レーシングマシンの性能とルックスを市販車に!
それでは、小~中排気量車や旧車のソリッドディスクやリジットディスクは危険なのか!? ……というと、そんなことはありません。前述したようにフローティングディスクは本格的なロードレースから生まれた技術で、ハイスピードから猛烈なフルブレーキングを繰り返すサーキットでのハードな走りに対応するために登場しました。
なので一般道を法定速度で走る範囲のブレーキングなら、ソリッドディスクやリジットディスクが熱膨張で過剰に反り返るようなことはまず起こりません。 それならなぜ市販ロードスポーツにフローティングディスクを装備するのかと言えば、やはり1980年代の「レーサーレプリカ・ブーム」の影響でしょう。
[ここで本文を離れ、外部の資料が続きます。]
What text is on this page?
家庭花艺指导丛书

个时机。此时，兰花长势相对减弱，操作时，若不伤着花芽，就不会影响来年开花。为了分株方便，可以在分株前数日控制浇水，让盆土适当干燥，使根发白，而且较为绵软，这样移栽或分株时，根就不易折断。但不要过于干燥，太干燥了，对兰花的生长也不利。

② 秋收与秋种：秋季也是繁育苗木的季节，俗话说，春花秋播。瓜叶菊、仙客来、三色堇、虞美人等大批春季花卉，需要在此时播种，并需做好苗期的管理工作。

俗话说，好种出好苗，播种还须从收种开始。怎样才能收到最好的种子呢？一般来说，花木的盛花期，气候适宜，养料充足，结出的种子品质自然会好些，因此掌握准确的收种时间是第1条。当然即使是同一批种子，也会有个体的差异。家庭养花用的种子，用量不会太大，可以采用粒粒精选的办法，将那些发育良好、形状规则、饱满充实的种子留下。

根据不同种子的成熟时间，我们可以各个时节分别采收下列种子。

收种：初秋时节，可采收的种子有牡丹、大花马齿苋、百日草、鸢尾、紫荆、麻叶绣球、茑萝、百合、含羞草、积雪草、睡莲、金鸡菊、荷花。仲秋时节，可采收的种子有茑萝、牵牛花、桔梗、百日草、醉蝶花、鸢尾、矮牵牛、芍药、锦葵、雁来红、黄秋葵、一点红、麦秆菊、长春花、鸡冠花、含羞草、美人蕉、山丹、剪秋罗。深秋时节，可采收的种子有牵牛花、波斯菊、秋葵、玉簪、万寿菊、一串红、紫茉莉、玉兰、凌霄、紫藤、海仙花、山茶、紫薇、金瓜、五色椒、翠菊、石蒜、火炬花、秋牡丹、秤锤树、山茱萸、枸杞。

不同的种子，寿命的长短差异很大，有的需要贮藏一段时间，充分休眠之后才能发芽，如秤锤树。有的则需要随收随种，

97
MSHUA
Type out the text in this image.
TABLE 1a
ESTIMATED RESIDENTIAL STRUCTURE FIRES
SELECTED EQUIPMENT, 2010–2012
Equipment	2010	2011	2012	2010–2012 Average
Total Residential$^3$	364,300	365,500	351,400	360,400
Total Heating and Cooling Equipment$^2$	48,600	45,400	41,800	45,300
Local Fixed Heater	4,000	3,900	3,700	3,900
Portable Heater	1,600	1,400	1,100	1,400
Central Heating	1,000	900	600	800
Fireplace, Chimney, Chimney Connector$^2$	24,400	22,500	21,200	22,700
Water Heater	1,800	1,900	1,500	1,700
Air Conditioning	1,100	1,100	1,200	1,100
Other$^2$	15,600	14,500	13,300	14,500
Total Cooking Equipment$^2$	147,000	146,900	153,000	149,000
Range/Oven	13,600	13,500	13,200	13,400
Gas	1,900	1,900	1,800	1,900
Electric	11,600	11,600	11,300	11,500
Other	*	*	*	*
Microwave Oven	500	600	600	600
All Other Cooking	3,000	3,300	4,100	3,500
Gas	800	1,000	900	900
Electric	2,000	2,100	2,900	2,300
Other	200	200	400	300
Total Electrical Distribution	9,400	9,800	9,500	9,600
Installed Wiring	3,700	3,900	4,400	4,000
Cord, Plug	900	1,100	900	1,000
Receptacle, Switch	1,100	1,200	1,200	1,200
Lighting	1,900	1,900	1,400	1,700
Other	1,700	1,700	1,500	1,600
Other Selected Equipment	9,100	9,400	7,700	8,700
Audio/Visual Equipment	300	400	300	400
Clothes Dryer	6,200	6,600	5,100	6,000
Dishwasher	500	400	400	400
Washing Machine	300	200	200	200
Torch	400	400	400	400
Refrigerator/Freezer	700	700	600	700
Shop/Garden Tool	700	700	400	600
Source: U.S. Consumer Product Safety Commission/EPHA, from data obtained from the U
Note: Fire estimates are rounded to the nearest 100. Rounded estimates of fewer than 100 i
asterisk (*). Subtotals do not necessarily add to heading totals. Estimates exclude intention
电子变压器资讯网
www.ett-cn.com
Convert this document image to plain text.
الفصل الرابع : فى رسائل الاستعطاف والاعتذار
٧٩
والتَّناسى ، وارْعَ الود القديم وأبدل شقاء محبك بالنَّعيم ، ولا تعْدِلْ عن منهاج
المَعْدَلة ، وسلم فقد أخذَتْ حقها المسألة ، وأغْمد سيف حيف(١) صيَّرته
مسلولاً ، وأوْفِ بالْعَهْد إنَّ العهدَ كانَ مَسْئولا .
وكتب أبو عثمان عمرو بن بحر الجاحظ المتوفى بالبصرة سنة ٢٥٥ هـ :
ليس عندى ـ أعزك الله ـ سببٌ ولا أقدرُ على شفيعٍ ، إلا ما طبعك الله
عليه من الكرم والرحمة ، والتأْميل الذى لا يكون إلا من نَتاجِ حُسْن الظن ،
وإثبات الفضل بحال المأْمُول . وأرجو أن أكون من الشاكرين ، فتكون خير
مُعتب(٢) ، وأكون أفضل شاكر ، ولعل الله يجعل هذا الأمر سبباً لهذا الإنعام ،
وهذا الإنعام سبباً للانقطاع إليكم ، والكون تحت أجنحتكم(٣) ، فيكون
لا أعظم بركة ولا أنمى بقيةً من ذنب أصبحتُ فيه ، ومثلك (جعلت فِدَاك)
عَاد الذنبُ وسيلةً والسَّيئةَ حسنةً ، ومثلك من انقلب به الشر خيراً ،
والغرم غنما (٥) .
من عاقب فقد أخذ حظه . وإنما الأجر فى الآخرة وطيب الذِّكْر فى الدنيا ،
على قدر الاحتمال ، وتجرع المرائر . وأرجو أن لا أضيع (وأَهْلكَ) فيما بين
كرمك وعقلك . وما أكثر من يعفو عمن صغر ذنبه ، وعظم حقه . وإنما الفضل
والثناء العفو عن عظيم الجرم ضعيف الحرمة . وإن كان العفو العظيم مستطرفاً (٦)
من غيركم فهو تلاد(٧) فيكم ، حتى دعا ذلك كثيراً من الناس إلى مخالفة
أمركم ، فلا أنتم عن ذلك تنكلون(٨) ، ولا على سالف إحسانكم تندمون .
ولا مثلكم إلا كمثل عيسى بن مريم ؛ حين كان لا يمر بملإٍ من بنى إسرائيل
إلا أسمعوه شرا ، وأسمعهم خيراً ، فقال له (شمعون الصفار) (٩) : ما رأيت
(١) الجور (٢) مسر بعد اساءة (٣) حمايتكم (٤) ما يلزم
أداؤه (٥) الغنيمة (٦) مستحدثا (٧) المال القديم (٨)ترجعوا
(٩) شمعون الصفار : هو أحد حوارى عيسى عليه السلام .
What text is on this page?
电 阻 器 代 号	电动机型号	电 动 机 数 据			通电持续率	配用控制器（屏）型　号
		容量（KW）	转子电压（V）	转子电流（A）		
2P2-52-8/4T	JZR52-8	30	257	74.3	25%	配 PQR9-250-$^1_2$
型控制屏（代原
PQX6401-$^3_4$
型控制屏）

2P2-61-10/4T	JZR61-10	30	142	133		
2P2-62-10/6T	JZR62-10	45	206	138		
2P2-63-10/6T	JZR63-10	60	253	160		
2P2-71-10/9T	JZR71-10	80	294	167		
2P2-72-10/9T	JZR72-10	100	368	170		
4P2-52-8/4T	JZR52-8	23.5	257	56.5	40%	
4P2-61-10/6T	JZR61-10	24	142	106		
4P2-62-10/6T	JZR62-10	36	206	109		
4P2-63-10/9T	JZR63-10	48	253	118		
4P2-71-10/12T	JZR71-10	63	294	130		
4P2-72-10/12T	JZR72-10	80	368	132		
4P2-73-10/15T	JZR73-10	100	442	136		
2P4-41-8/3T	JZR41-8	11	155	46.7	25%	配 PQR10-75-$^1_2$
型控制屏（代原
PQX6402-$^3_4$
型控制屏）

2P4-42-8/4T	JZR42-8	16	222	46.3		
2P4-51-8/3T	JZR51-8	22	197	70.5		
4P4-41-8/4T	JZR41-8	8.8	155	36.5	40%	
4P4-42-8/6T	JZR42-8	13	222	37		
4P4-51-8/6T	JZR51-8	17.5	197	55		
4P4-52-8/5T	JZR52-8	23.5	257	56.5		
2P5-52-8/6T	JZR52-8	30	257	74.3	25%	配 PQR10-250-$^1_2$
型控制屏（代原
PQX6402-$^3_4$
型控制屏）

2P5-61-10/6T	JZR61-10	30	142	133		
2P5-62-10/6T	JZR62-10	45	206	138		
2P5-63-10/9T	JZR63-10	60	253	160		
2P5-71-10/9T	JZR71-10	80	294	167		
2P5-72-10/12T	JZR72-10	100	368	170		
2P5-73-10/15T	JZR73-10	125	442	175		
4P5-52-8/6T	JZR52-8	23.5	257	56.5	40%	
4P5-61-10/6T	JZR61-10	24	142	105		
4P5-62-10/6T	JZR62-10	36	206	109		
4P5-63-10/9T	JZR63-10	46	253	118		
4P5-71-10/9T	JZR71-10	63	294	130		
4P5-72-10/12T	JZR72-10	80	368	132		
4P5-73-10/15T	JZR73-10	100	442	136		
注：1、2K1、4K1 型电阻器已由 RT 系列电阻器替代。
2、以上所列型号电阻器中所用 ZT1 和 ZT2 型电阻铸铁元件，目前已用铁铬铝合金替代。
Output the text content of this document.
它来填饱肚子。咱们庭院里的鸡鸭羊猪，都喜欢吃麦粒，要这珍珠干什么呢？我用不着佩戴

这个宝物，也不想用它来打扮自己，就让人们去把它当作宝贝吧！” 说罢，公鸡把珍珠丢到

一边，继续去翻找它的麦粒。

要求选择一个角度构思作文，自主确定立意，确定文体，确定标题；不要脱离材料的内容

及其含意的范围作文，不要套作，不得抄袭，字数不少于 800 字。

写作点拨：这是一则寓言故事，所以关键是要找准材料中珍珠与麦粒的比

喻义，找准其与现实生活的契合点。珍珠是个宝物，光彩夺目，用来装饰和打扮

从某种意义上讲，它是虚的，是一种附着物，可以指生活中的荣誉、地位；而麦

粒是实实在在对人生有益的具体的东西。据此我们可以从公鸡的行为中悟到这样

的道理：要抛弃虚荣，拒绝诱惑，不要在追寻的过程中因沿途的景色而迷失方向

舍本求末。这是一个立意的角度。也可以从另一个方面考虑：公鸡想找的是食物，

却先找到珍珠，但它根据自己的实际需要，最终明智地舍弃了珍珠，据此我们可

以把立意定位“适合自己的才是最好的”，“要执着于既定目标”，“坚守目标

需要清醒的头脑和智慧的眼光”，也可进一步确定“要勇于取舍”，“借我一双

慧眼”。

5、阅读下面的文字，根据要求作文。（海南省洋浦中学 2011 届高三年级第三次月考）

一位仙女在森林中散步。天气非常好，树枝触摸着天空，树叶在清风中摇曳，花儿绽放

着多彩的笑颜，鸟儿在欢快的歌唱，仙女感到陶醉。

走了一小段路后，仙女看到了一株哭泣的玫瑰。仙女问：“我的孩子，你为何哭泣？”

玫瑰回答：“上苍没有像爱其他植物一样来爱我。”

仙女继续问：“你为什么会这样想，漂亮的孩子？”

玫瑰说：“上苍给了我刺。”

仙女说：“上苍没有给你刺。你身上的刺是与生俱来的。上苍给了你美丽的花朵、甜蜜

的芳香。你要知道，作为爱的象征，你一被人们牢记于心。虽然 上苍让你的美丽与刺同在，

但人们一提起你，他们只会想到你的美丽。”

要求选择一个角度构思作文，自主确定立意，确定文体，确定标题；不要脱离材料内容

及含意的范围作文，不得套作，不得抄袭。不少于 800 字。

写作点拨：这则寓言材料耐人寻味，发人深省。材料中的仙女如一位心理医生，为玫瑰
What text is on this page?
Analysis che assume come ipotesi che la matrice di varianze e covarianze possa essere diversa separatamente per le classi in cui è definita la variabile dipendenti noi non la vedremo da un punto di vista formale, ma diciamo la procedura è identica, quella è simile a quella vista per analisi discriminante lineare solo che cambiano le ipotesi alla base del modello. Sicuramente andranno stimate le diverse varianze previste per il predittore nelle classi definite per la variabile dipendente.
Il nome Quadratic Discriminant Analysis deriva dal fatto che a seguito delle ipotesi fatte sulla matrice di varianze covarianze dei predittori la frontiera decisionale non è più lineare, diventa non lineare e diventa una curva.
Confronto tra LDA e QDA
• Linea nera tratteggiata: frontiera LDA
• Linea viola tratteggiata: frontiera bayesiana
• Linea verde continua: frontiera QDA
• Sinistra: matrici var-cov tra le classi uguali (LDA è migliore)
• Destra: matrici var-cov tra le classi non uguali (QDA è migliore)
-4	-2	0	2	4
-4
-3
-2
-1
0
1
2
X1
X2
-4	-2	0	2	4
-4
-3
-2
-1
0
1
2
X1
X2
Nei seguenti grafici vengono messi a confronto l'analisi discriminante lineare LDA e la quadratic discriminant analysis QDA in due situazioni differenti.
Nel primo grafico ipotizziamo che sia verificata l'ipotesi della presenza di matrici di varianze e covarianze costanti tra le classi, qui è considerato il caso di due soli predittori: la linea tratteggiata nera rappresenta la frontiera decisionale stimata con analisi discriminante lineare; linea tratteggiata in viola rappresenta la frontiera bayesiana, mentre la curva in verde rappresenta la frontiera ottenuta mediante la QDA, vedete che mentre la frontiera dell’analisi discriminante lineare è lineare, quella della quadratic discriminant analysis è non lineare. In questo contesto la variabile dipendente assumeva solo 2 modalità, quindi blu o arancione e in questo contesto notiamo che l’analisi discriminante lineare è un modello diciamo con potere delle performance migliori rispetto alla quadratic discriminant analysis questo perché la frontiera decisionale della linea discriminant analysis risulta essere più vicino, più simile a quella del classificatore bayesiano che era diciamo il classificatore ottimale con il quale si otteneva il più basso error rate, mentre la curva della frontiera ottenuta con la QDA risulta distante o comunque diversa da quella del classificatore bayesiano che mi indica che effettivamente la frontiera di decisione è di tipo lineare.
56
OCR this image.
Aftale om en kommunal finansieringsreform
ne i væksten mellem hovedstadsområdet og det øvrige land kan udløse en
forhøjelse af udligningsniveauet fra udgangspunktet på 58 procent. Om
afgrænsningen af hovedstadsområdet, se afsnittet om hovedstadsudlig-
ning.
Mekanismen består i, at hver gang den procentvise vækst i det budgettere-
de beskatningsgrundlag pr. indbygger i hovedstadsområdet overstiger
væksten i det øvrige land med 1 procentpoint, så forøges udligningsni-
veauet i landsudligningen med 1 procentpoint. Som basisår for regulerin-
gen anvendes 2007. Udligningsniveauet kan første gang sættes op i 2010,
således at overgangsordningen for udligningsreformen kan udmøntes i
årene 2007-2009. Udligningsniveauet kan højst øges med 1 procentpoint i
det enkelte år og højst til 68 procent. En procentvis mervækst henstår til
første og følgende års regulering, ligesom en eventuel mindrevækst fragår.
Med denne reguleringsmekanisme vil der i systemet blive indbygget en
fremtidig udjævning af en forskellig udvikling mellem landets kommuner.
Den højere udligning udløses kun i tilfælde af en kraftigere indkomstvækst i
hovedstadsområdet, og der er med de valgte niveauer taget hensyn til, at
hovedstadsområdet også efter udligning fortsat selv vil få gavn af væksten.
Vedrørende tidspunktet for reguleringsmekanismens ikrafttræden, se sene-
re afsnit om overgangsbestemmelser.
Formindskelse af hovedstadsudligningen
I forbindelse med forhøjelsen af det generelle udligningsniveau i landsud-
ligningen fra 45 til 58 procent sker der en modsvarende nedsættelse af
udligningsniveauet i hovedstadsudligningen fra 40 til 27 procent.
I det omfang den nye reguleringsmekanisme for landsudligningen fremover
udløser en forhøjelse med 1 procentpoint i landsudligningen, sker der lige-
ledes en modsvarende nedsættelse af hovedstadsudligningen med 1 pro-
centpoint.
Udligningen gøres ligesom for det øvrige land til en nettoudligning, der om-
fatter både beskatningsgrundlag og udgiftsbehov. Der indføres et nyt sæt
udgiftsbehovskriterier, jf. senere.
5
当然ながらバイクのデザインも装備するパーツも、本物のレーサーに近い方が人気が出るからです。 それに当時は、それらの市販スポーツ車がベースのSPレース等も盛んだったので、高性能なフローティングディスクは瞬く間に普及しました。 ちなみに当時のロードレースの頂点であるGP500マシンがフローティングディスクを採用したのが1980年代初頭頃で、国産市販モデルで最初にフローティングディスクを装備したのは、1985年発売のヤマハ「TZR250」だと思われます。
フローティングにも種類アリ
1980年代中盤以降、レーサーレプリカ系に瞬く間に広まったフローティングディスクですが、じつは本物(?)のレーシングマシンと市販バイクでは少々異なります。それはフローティングピン部分の横方向の「可動量」です。
レース用はディスクローターの反り返り分をしっかり吸収するために、指でディスクローターを摘まんで左右に動かすと、カチャカチャと動くのが分かるくらい可動量があります。このタイプを「フルフローティング」と呼び、ハードなブレーキを繰り返しても良好な操作フィーリングを得られますが、可動量が多い分フローティングピンやインナーディスクのピンと接触する部分が摩耗しやすくなります。レーシングマシンなら摩耗したら割り切って交換すれば良いですが、公道用の一般バイクだとそういうワケにいきません。 そこで、公道用のバイクではフローティングピンに波状のウェーブワッシャなどを挟んで可動量を制限した「セミフローティング」となっており、カスタム用のアフターパーツに多いタイプです。サーキットのスポーツ走行などでも熱膨張の反り返りに対して十分効果があるでしょう。 また純正品の中には、見た目はフローティングですがピンをカシメて固定し、ほとんど動かない「フローティングタイプ(フローティング風のリジットディスク)」もあります。とはいえインナーディスクが放熱性の良いアルミ製だったり、アウターディスクと分割した構造のため、ソリッドディスクよりは反り返りにくくなっています。そして何よりレーシングライクなルックスが、大きな魅力と言えるでしょう。